Startpagina » Sports and Fitness » Spieren gebruikt in softbal

    Spieren gebruikt in softbal

    De vaardigheden van softbal - hardlopen, slingeren, veldwerk en werpen - vereisen een gecoördineerde inspanning van talrijke spieren door uw hele lichaam. Door deze bijdragende spieren te leren en te begrijpen hoe ze werken wanneer je het spel speelt, kun je een geschikt softbal-specifiek trainingsprogramma ontwerpen en implementeren. Het volgen van een dergelijk programma kan uw prestatieniveau maximaliseren en het risico op blessures beperken.
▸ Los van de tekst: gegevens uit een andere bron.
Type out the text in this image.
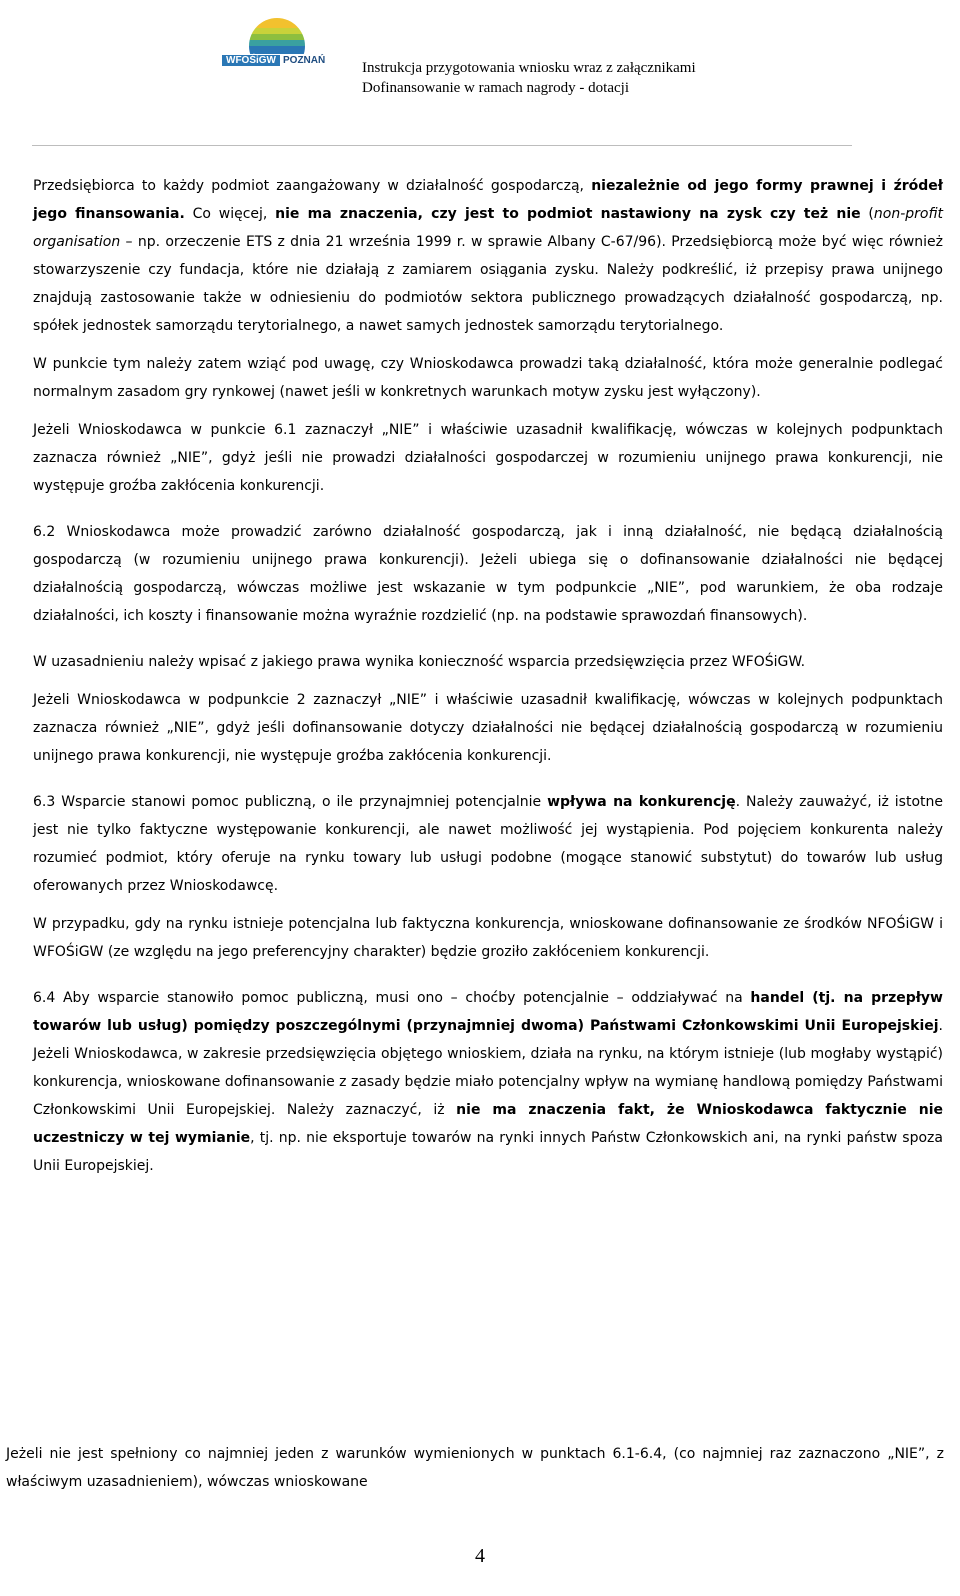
WFOŚiGW POZNAŃ	Instrukcja przygotowania wniosku wraz z załącznikami
Dofinansowanie w ramach nagrody - dotacji

Przedsiębiorca to każdy podmiot zaangażowany w działalność gospodarczą, niezależnie od jego formy prawnej i źródeł jego finansowania. Co więcej, nie ma znaczenia, czy jest to podmiot nastawiony na zysk czy też nie (non-profit organisation – np. orzeczenie ETS z dnia 21 września 1999 r. w sprawie Albany C-67/96). Przedsiębiorcą może być więc również stowarzyszenie czy fundacja, które nie działają z zamiarem osiągania zysku. Należy podkreślić, iż przepisy prawa unijnego znajdują zastosowanie także w odniesieniu do podmiotów sektora publicznego prowadzących działalność gospodarczą, np. spółek jednostek samorządu terytorialnego, a nawet samych jednostek samorządu terytorialnego.

W punkcie tym należy zatem wziąć pod uwagę, czy Wnioskodawca prowadzi taką działalność, która może generalnie podlegać normalnym zasadom gry rynkowej (nawet jeśli w konkretnych warunkach motyw zysku jest wyłączony).

Jeżeli Wnioskodawca w punkcie 6.1 zaznaczył „NIE” i właściwie uzasadnił kwalifikację, wówczas w kolejnych podpunktach zaznacza również „NIE”, gdyż jeśli nie prowadzi działalności gospodarczej w rozumieniu unijnego prawa konkurencji, nie występuje groźba zakłócenia konkurencji.

6.2 Wnioskodawca może prowadzić zarówno działalność gospodarczą, jak i inną działalność, nie będącą działalnością gospodarczą (w rozumieniu unijnego prawa konkurencji). Jeżeli ubiega się o dofinansowanie działalności nie będącej działalnością gospodarczą, wówczas możliwe jest wskazanie w tym podpunkcie „NIE”, pod warunkiem, że oba rodzaje działalności, ich koszty i finansowanie można wyraźnie rozdzielić (np. na podstawie sprawozdań finansowych).

W uzasadnieniu należy wpisać z jakiego prawa wynika konieczność wsparcia przedsięwzięcia przez WFOŚiGW.

Jeżeli Wnioskodawca w podpunkcie 2 zaznaczył „NIE” i właściwie uzasadnił kwalifikację, wówczas w kolejnych podpunktach zaznacza również „NIE”, gdyż jeśli dofinansowanie dotyczy działalności nie będącej działalnością gospodarczą w rozumieniu unijnego prawa konkurencji, nie występuje groźba zakłócenia konkurencji.

6.3 Wsparcie stanowi pomoc publiczną, o ile przynajmniej potencjalnie wpływa na konkurencję. Należy zauważyć, iż istotne jest nie tylko faktyczne występowanie konkurencji, ale nawet możliwość jej wystąpienia. Pod pojęciem konkurenta należy rozumieć podmiot, który oferuje na rynku towary lub usługi podobne (mogące stanowić substytut) do towarów lub usług oferowanych przez Wnioskodawcę.

W przypadku, gdy na rynku istnieje potencjalna lub faktyczna konkurencja, wnioskowane dofinansowanie ze środków NFOŚiGW i WFOŚiGW (ze względu na jego preferencyjny charakter) będzie groziło zakłóceniem konkurencji.

6.4 Aby wsparcie stanowiło pomoc publiczną, musi ono – choćby potencjalnie – oddziaływać na handel (tj. na przepływ towarów lub usług) pomiędzy poszczególnymi (przynajmniej dwoma) Państwami Członkowskimi Unii Europejskiej. Jeżeli Wnioskodawca, w zakresie przedsięwzięcia objętego wnioskiem, działa na rynku, na którym istnieje (lub mogłaby wystąpić) konkurencja, wnioskowane dofinansowanie z zasady będzie miało potencjalny wpływ na wymianę handlową pomiędzy Państwami Członkowskimi Unii Europejskiej. Należy zaznaczyć, iż nie ma znaczenia fakt, że Wnioskodawca faktycznie nie uczestniczy w tej wymianie, tj. np. nie eksportuje towarów na rynki innych Państw Członkowskich ani, na rynki państw spoza Unii Europejskiej.

Jeżeli nie jest spełniony co najmniej jeden z warunków wymienionych w punktach 6.1-6.4, (co najmniej raz zaznaczono „NIE”, z właściwym uzasadnieniem), wówczas wnioskowane

4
    Het spelen van softbal vereist een gecoördineerde inspanning van al je spiergroepen. (Afbeelding: ActionPics / iStock / Getty Images)

    Buikspieren

    Hoewel de belangrijkste buikspieren - de rectus abdominis en transversus abdominis - geen belangrijke rol spelen bij enig softbalvaardigheid anders dan om de ruggengraat te ondersteunen, leveren de schuine spieren aan de zijkanten van de buik een belangrijke bijdrage aan de rotatie-elementen van de wervelkolom. de zwaaiende en werpende bewegingen. Deze omvatten de externe schuine, die hecht aan de onderste acht ribben op de top en de iliac crest van het bekken op de bodem, en de interne schuine, die hecht aan de onderste vier ribben op de top en op verschillende structuren op of in de buurt van het bekken op de bodem.

    Arm / schouderspieren

    De arm- en schouderspieren spelen een belangrijke rol bij het swingen en werpen van softbal. De slingerende beweging omvat opeenvolgende samentrekkingen van de triceps brachii en anconeus spieren van de achterste arm, de pronator quadratus en pronator teres spieren van de achter onderarm, de supinator spier van de voorarm en de polsextensoren en flexoren van beide onderarmen om de vleermuis te versnellen vat naar en door een hellende bal. De werpbeweging voor positiespelers vereist bijdragen van de deltoïde en rotator-manchetspieren van de werpschouder, de triceps brachii en anconeus-spieren van de werparm en tal van spieren in de werparm. Veel van dezelfde spieren dragen ook bij aan de pitchingbeweging van de windmolen, maar op een geheel andere manier omdat de release achterbaks is in plaats van overbodig.

    Rugspieren

    De diepe wervelspieren en de spiergroep van de erectorenspinae in de onderrug helpen de schuine standen met de draaiende elementen van de softbal zwaaibewegingen en werpbewegingen. Een verscheidenheid aan spieren in de bovenrug, waaronder de rhomboïden en trapeziusspieren, helpen ook om de botten van het schouderblad te verplaatsen, waardoor een volledige bewegingsvrijheid mogelijk is bij het slingeren en gooien. De latissimus dorsi-spier, die de zijkanten van de rug overspant, draagt ​​ook bij tot de bovenhandse werpbeweging door de werpende bovenarm vlak voor het loslaten uit te breiden en naar binnen te draaien..

    Beenspieren

    De beenspieren spelen een belangrijke rol in alle aspecten van softbal. Honklopers, infielders en outfielders moeten vaak sprinten, wat intense samentrekkingen vereist van de spieren die je heupen, knieën en enkels uitstrekken - respectievelijk de gluteus maximus en hamstrings, de quadriceps en de kuiten. De heup- en knie-extensors laten ook vangers toe om herhaaldelijk te hurken en op te staan. Softball-werpers en werpers gebruiken hun beenspieren om momentum te genereren, waardoor ze de bal met hogere snelheid kunnen projecteren; batters gebruiken hun beenspieren om de vaten van de vleermuis naar en door contact te versnellen.